Amongst The Fields And Forests, The Real America
It all makes sense now.
Two years ago this month, Sarah Palin said at a North Carolina fundraiser:
We believe that the best of America is not all in Washington, D.C. We believe" -- here the audience interrupted Palin with applause and cheers -- "We believe that the best of America is in these small towns that we get to visit, and in these wonderful little pockets of what I call the real America, being here with all of you hard working very patriotic, um, very, um, pro-America areas of this great nation. This is where we find the kindness and the goodness and the courage of everyday Americans. Those who are running our factories and teaching our kids and growing our food and are fighting our wars for us. Those who are protecting us in uniform. Those who are protecting the virtues of freedom.
At the time, most of us who are not Real Americans thought this was awfully bad. And, looking back at it, it's still pretty sleazy.
At least, though, Palin seems to like some Americans, if only those whom she imagines have the values she does.
Interviewed in May 2008 by Glenn Beck, actor William Shatner attributed environmental degradation to "overpopulation. Not the main. The cause of the world's destruction is there are too many people." To which Glenn Beck, ever the "populist" and the people's choice, responded
No, I think there are too many stupid people.
Shatner tried to talk him down, clarifying "there are too many stupid and intelligent people. They're so close together you can't tell them apart." A moment later, Shatner would state "Everybody defecates into the ocean. You defecate here, it goes into the ocean," to which Beck would remark
Oh, well, that's New York.
But it's not only Beck, who has particular disdain for fire victims. Last Wednesday, Rush Limbaugh commented
Michael Shear, New York Times, writes: "The president’s comments are reported in an in-depth assessment of Mr. Obama’s first two years in office that appears in the Times Magazine this Sunday. In the article, which is based on interviews with nearly two dozen of the president’s advisers in addition to the president himself, Mr. Baker offers a series of inside details about Mr. Obama’s time in the White House, including: According to his wife, Michelle Obama, Mr. Obama is not particularly fond of the presidential retreat at Camp David. Mrs. Obama reports that her husband, a longtime resident of Chicago, is more at ease in an urban setting." Let's see. Let's start tallying this up. The president doesn't like the Chamber of Commerce; he doesn't like Mother Nature 'cause that's where Camp David is; he doesn't like balanced budgets; he doesn't like low taxes; he doesn't like the American private sector; he doesn't like the oil industry; he doesn't like the drug industry; he doesn't like Big Tobacco; he doesn't like Big Auto; he doesn't like much that is considered traditionally American. He says he's the green president and yet he can't stand to be out there among natural beauty at Camp David. He's the green president, but don't get him anywhere near the actual chlorophyll, don't get him near the leaves.

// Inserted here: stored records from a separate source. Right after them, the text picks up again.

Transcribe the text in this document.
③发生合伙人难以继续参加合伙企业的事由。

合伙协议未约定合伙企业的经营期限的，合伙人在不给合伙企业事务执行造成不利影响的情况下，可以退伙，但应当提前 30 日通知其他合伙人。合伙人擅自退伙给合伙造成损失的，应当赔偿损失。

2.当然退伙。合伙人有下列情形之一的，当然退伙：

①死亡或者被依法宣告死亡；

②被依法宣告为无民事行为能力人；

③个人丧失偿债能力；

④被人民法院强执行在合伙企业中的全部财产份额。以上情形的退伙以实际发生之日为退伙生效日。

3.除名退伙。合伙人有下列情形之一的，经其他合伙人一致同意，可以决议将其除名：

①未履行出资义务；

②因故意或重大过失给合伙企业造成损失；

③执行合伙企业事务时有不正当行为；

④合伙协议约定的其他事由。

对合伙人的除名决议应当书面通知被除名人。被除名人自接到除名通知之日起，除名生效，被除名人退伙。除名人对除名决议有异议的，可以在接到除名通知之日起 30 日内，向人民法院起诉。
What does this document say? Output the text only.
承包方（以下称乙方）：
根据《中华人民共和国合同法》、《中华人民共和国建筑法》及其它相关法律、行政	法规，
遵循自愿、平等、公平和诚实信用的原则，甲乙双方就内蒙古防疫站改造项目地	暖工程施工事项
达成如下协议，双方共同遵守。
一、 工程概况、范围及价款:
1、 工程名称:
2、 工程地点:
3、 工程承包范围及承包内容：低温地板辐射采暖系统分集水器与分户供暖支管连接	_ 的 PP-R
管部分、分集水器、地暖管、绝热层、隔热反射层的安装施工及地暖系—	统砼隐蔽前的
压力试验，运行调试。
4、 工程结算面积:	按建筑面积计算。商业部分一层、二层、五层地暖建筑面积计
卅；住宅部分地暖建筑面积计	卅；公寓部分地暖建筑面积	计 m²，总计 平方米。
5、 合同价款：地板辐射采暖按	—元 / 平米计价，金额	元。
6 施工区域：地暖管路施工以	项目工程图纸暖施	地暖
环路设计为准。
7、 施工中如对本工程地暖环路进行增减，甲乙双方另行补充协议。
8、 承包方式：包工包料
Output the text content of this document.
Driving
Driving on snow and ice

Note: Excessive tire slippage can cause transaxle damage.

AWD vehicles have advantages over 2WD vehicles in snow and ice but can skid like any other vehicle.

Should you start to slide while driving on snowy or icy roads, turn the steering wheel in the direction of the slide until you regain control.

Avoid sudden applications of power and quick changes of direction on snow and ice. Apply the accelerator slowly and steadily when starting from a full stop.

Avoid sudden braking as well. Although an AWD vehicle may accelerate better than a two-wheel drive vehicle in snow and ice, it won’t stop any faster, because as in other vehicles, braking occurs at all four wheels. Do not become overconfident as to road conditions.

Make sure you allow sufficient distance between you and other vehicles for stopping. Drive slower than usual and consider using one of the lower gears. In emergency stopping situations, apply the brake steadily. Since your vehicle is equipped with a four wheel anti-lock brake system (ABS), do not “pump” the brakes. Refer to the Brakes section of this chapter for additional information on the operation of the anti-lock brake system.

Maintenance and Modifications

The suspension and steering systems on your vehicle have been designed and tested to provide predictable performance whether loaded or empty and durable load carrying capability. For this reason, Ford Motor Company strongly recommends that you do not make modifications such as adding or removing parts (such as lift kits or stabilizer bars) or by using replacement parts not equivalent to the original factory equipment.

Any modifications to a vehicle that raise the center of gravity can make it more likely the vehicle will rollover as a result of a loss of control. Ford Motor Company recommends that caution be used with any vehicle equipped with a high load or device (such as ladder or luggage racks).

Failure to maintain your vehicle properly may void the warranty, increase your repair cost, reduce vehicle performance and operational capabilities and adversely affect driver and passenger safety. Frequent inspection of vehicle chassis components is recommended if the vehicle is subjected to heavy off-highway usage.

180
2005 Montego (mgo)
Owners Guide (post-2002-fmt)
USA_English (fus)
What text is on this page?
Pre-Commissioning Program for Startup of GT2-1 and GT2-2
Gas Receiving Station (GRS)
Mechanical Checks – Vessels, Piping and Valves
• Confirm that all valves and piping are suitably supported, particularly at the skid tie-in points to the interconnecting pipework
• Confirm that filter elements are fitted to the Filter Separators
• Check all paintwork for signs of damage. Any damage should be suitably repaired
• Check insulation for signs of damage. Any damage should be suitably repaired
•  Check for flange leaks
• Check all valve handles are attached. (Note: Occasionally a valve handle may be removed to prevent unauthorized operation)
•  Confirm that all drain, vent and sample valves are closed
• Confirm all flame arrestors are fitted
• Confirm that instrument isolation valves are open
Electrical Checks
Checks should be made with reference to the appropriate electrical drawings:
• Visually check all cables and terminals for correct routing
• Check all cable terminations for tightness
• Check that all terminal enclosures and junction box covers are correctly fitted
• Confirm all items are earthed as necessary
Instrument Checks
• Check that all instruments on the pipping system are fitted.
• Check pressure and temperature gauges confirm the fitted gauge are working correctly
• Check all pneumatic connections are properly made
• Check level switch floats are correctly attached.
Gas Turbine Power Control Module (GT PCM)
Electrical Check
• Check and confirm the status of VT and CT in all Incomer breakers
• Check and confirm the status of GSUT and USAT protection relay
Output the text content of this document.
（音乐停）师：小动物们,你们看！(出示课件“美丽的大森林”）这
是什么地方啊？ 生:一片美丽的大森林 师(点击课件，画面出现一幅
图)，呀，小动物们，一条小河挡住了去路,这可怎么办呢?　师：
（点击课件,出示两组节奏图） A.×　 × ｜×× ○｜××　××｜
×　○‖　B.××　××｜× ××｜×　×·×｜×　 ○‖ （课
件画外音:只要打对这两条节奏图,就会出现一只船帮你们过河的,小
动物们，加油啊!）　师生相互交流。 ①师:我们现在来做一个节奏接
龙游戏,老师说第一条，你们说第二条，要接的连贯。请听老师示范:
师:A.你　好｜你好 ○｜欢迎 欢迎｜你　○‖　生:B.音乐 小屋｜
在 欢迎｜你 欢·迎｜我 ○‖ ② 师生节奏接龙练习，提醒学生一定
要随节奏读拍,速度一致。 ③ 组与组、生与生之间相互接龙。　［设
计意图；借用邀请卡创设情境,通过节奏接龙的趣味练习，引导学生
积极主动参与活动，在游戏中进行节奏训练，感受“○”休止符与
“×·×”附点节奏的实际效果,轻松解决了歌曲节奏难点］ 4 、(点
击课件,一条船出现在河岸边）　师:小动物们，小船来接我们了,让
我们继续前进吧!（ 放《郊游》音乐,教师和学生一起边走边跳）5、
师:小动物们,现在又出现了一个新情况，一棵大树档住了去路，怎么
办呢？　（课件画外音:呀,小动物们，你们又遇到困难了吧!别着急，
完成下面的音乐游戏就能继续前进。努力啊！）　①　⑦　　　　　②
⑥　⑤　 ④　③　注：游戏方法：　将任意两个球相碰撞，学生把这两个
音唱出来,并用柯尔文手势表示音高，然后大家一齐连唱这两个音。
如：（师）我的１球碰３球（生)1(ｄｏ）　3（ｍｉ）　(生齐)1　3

How does a man grow up in Hawaii and prefer an urban setting?
True to his M.O., Rush ended the segment by lying: "All I know is he doesn't like much of what's American, that's admitted to in the Times magazine article." (This would be more scandalous than Watergate: President Barack Obama says "I don't like much of what's American!") And we already knew that Rush Limbaugh believes the oil industry, the drug industry, the tobacco industry, and America's foremost advocate of jobs for Indians, Chinese, and Bahrains, the U.S. Chamber of Commerce, truly represent what's best about the nation, most of whose people Limbaugh has no use for.
But the thrust of these extraordinarily (though, for any objective observer of the Rush record, unsurprising) remarks is this: Barack Obama prefers the City of Chicago to the far more rural enclave of Camp David and therefore "doesn't like much of what is American."
Palin finds "kindness," "goodness," and "courage" only in small towns. Beck wants us to know that New Yorkers defecate into the ocean. And Limbaugh believes that no real American possibly could "be more at ease in an urban setting," in the phraseology of The Times' reporter.
The easy (and accurate) conclusion is that these titans of the Republican right dislike Americans who live in cities. (When Beck claims he distrusts Republicans as much as he does Democrats, he is as sincere as the legendary Nigerian on the Internet who will make you rich if you'll just make a little deposit into a certain bank account.)
But it goes beyond that. Barack Obama, as Limbaugh bemoans, prefers "an urban setting" to the "natural beauty at Camp David." And so he does- choosing to spend his down time not in the wooded and pristine setting of rural/suburban Maryland but in Chicago. Amongst people, poor and rich and those in between- among Americans. Perhaps that, more than anything else, is a thorn in the side, a burr under the saddle, of some of today's conservative Republicans.